A young wife loses her life in a road traffic accident in a remote village in North Northumberland to a hit and run vehicle. The car, and its occupants are later identified, but the police are only able to bring minor traffic charges against them.
The husband does not believe his dead wife will ever be at rest until justice is properly served.
From the family farm in Northumberland, to the deserts of Iraq and over a period of twenty-five years, all occupants of the vehicle are traced by the husband, who delivers his own kind of judgement.

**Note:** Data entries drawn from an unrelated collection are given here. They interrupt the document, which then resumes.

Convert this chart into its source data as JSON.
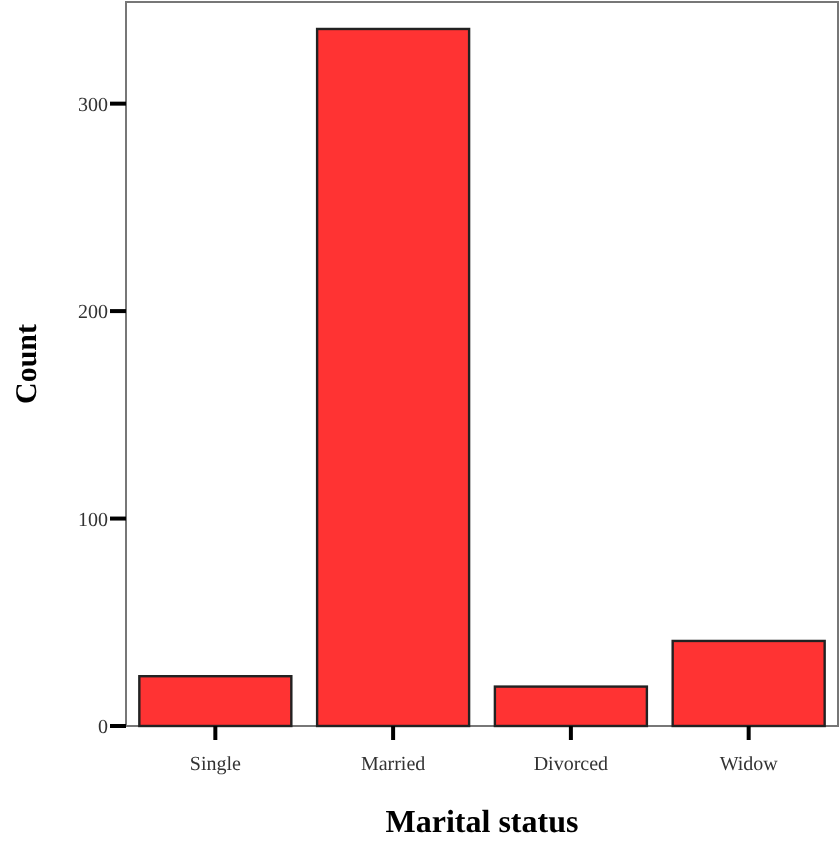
{
  "chart_data": {
    "type": "bar",
    "xlabel": "Marital status",
    "ylabel": "Count",
    "categories": [
      "Single",
      "Married",
      "Divorced",
      "Widow"
    ],
    "values": [
      24,
      336,
      19,
      41
    ],
    "color": "#ff3333",
    "ylim": [
      0,
      349
    ],
    "yticks": [
      0,
      100,
      200,
      300
    ],
    "grid": false,
    "legend": false
  }
}
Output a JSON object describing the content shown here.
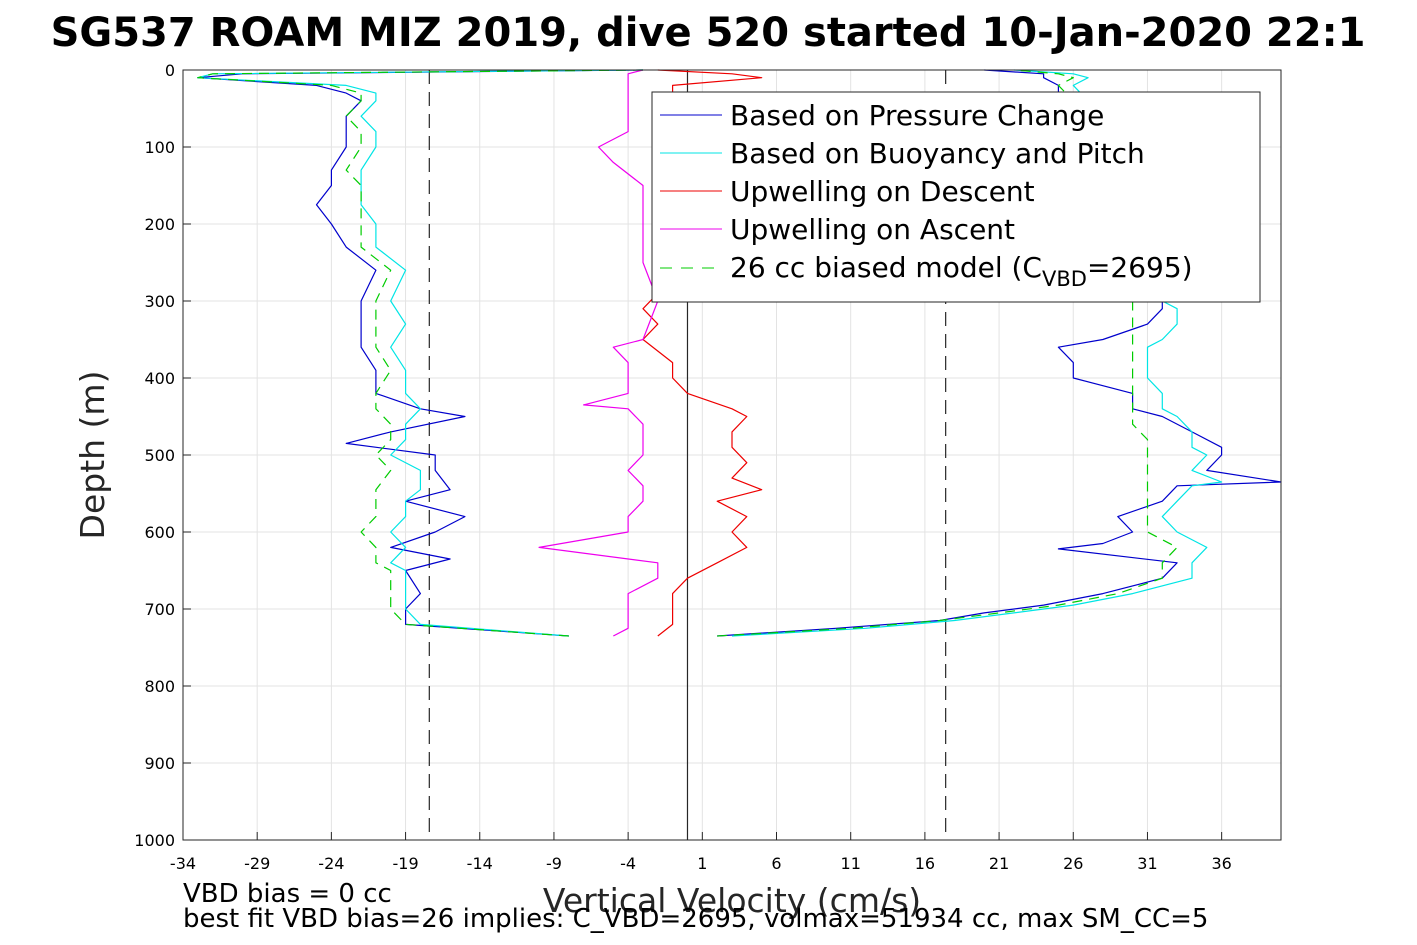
{
  "chart_data": {
    "type": "line",
    "title": "SG537 ROAM MIZ 2019, dive 520 started 10-Jan-2020 22:1",
    "xlabel": "Vertical Velocity (cm/s)",
    "ylabel": "Depth (m)",
    "xlim": [
      -34,
      40
    ],
    "ylim": [
      0,
      1000
    ],
    "y_reversed": true,
    "grid": true,
    "x_ticks": [
      "-34",
      "-29",
      "-24",
      "-19",
      "-14",
      "-9",
      "-4",
      "1",
      "6",
      "11",
      "16",
      "21",
      "26",
      "31",
      "36"
    ],
    "x_tick_values": [
      -34,
      -29,
      -24,
      -19,
      -14,
      -9,
      -4,
      1,
      6,
      11,
      16,
      21,
      26,
      31,
      36
    ],
    "y_ticks": [
      "0",
      "100",
      "200",
      "300",
      "400",
      "500",
      "600",
      "700",
      "800",
      "900",
      "1000"
    ],
    "y_tick_values": [
      0,
      100,
      200,
      300,
      400,
      500,
      600,
      700,
      800,
      900,
      1000
    ],
    "vertical_lines": [
      {
        "x": -17.4,
        "style": "dashed"
      },
      {
        "x": 0,
        "style": "solid"
      },
      {
        "x": 17.4,
        "style": "dashed"
      }
    ],
    "legend_position": "top-right",
    "legend": [
      {
        "label": "Based on Pressure Change",
        "color": "#0000cc",
        "style": "solid"
      },
      {
        "label": "Based on Buoyancy and Pitch",
        "color": "#00e5e5",
        "style": "solid"
      },
      {
        "label": "Upwelling on Descent",
        "color": "#ee0000",
        "style": "solid"
      },
      {
        "label": "Upwelling on Ascent",
        "color": "#ee00ee",
        "style": "solid"
      },
      {
        "label_main": "26 cc biased model (C",
        "label_sub": "VBD",
        "label_tail": "=2695)",
        "color": "#00cc00",
        "style": "dashed"
      }
    ],
    "series": [
      {
        "name": "Based on Pressure Change",
        "color": "#0000cc",
        "descent": {
          "depth": [
            0,
            5,
            10,
            20,
            30,
            40,
            60,
            80,
            100,
            130,
            150,
            175,
            200,
            230,
            260,
            300,
            330,
            360,
            390,
            420,
            440,
            450,
            470,
            485,
            500,
            520,
            545,
            560,
            580,
            600,
            620,
            635,
            650,
            680,
            700,
            720,
            735
          ],
          "velocity": [
            -3,
            -30,
            -33,
            -25,
            -23,
            -22,
            -23,
            -23,
            -23,
            -24,
            -24,
            -25,
            -24,
            -23,
            -21,
            -22,
            -22,
            -22,
            -21,
            -21,
            -18,
            -15,
            -20,
            -23,
            -17,
            -17,
            -16,
            -19,
            -15,
            -17,
            -20,
            -16,
            -19,
            -18,
            -19,
            -19,
            -8
          ]
        },
        "ascent": {
          "depth": [
            735,
            725,
            715,
            705,
            695,
            680,
            660,
            640,
            622,
            615,
            600,
            580,
            560,
            540,
            535,
            520,
            500,
            490,
            470,
            450,
            440,
            420,
            400,
            380,
            360,
            350,
            330,
            310,
            300,
            280,
            250,
            200,
            150,
            100,
            60,
            40,
            20,
            10,
            5,
            0
          ],
          "velocity": [
            2,
            10,
            17,
            20,
            24,
            28,
            32,
            33,
            25,
            28,
            30,
            29,
            32,
            33,
            40,
            35,
            36,
            36,
            34,
            32,
            30,
            30,
            26,
            26,
            25,
            28,
            31,
            32,
            32,
            31,
            30,
            29,
            29,
            28,
            26,
            25,
            25,
            24,
            24,
            20
          ]
        }
      },
      {
        "name": "Based on Buoyancy and Pitch",
        "color": "#00e5e5",
        "descent": {
          "depth": [
            0,
            5,
            10,
            20,
            30,
            40,
            60,
            80,
            100,
            130,
            150,
            175,
            200,
            230,
            260,
            300,
            330,
            360,
            390,
            420,
            440,
            460,
            480,
            500,
            520,
            545,
            560,
            580,
            600,
            620,
            640,
            650,
            680,
            700,
            720,
            735
          ],
          "velocity": [
            -3,
            -32,
            -33,
            -23,
            -21,
            -21,
            -22,
            -21,
            -21,
            -22,
            -22,
            -22,
            -21,
            -21,
            -19,
            -20,
            -19,
            -20,
            -19,
            -19,
            -18,
            -19,
            -19,
            -20,
            -18,
            -18,
            -19,
            -19,
            -20,
            -19,
            -20,
            -19,
            -19,
            -19,
            -18,
            -8
          ]
        },
        "ascent": {
          "depth": [
            735,
            725,
            715,
            705,
            695,
            680,
            660,
            640,
            620,
            600,
            580,
            560,
            540,
            535,
            520,
            500,
            490,
            470,
            450,
            440,
            420,
            400,
            380,
            360,
            350,
            330,
            310,
            300,
            280,
            250,
            200,
            150,
            100,
            60,
            40,
            20,
            10,
            5,
            0
          ],
          "velocity": [
            3,
            12,
            18,
            22,
            26,
            30,
            34,
            34,
            35,
            33,
            32,
            33,
            34,
            36,
            34,
            35,
            34,
            34,
            33,
            32,
            32,
            31,
            31,
            31,
            32,
            33,
            33,
            32,
            32,
            31,
            31,
            30,
            30,
            28,
            27,
            26,
            27,
            26,
            22
          ]
        }
      },
      {
        "name": "Upwelling on Descent",
        "color": "#ee0000",
        "descent": {
          "depth": [
            0,
            5,
            10,
            20,
            40,
            60,
            100,
            150,
            200,
            250,
            290,
            310,
            330,
            350,
            380,
            400,
            420,
            440,
            450,
            470,
            490,
            510,
            530,
            545,
            560,
            580,
            600,
            620,
            640,
            660,
            680,
            700,
            720,
            735
          ],
          "velocity": [
            -2,
            3,
            5,
            -1,
            -1,
            -2,
            -2,
            -2,
            -2,
            -2,
            -2,
            -3,
            -2,
            -3,
            -1,
            -1,
            0,
            3,
            4,
            3,
            3,
            4,
            3,
            5,
            2,
            4,
            3,
            4,
            2,
            0,
            -1,
            -1,
            -1,
            -2
          ]
        }
      },
      {
        "name": "Upwelling on Ascent",
        "color": "#ee00ee",
        "ascent": {
          "depth": [
            735,
            725,
            700,
            680,
            660,
            640,
            620,
            600,
            580,
            560,
            540,
            520,
            500,
            480,
            460,
            440,
            435,
            420,
            400,
            380,
            360,
            350,
            300,
            250,
            200,
            150,
            120,
            100,
            80,
            60,
            40,
            20,
            10,
            5,
            0
          ],
          "velocity": [
            -5,
            -4,
            -4,
            -4,
            -2,
            -2,
            -10,
            -4,
            -4,
            -3,
            -3,
            -4,
            -3,
            -3,
            -3,
            -4,
            -7,
            -4,
            -4,
            -4,
            -5,
            -3,
            -2,
            -3,
            -3,
            -3,
            -5,
            -6,
            -4,
            -4,
            -4,
            -4,
            -4,
            -4,
            -3
          ]
        }
      },
      {
        "name": "26 cc biased model (CVBD=2695)",
        "color": "#00cc00",
        "dashed": true,
        "descent": {
          "depth": [
            0,
            5,
            10,
            20,
            30,
            40,
            60,
            80,
            100,
            130,
            150,
            175,
            200,
            230,
            260,
            300,
            330,
            360,
            390,
            420,
            440,
            460,
            480,
            500,
            520,
            545,
            560,
            580,
            600,
            620,
            640,
            650,
            680,
            700,
            720,
            735
          ],
          "velocity": [
            -3,
            -32,
            -33,
            -24,
            -22,
            -22,
            -23,
            -22,
            -22,
            -23,
            -22,
            -22,
            -22,
            -22,
            -20,
            -21,
            -21,
            -21,
            -20,
            -21,
            -21,
            -20,
            -20,
            -21,
            -20,
            -21,
            -21,
            -21,
            -22,
            -21,
            -21,
            -20,
            -20,
            -20,
            -19,
            -8
          ]
        },
        "ascent": {
          "depth": [
            735,
            725,
            715,
            705,
            695,
            680,
            660,
            640,
            620,
            600,
            580,
            560,
            540,
            520,
            500,
            480,
            460,
            440,
            420,
            400,
            380,
            360,
            340,
            320,
            300,
            250,
            200,
            150,
            100,
            60,
            40,
            20,
            10,
            5,
            0
          ],
          "velocity": [
            2,
            11,
            17,
            21,
            25,
            29,
            32,
            32,
            33,
            31,
            31,
            31,
            31,
            31,
            31,
            31,
            30,
            30,
            30,
            30,
            30,
            30,
            30,
            30,
            30,
            29,
            29,
            28,
            28,
            27,
            26,
            25,
            26,
            25,
            22
          ]
        }
      }
    ]
  },
  "notes": {
    "line1": "VBD bias = 0 cc",
    "line2": "best fit VBD bias=26 implies: C_VBD=2695, volmax=51934 cc, max SM_CC=5"
  }
}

A police officer and distant relative, whose advances were rejected by the wife before she married, is driven to gather evidence against the husband, to settle family scores and satisfy his ego.
Out of the forty-five recruits who started, only fifteen managed to pass on to a six-month course where the training just got tougher, the runs got longer, the mountains got higher and the rivers wider and rougher. We would be dropped somewhere individually and told to get back to base by a certain time with only a compass, no food, inadequate clothing, no map and carrying a heavy pack.
Along with other sections of the regiment we also spent some time in a Belize jungle where we were eaten alive by mosquitoes and one chap got bitten by a snake and almost died.
Soon there were just four of us and after one guy got lost for two days in the Brecon Beacons, just three. That was me, Billy MacDonald and Ray Mansfield.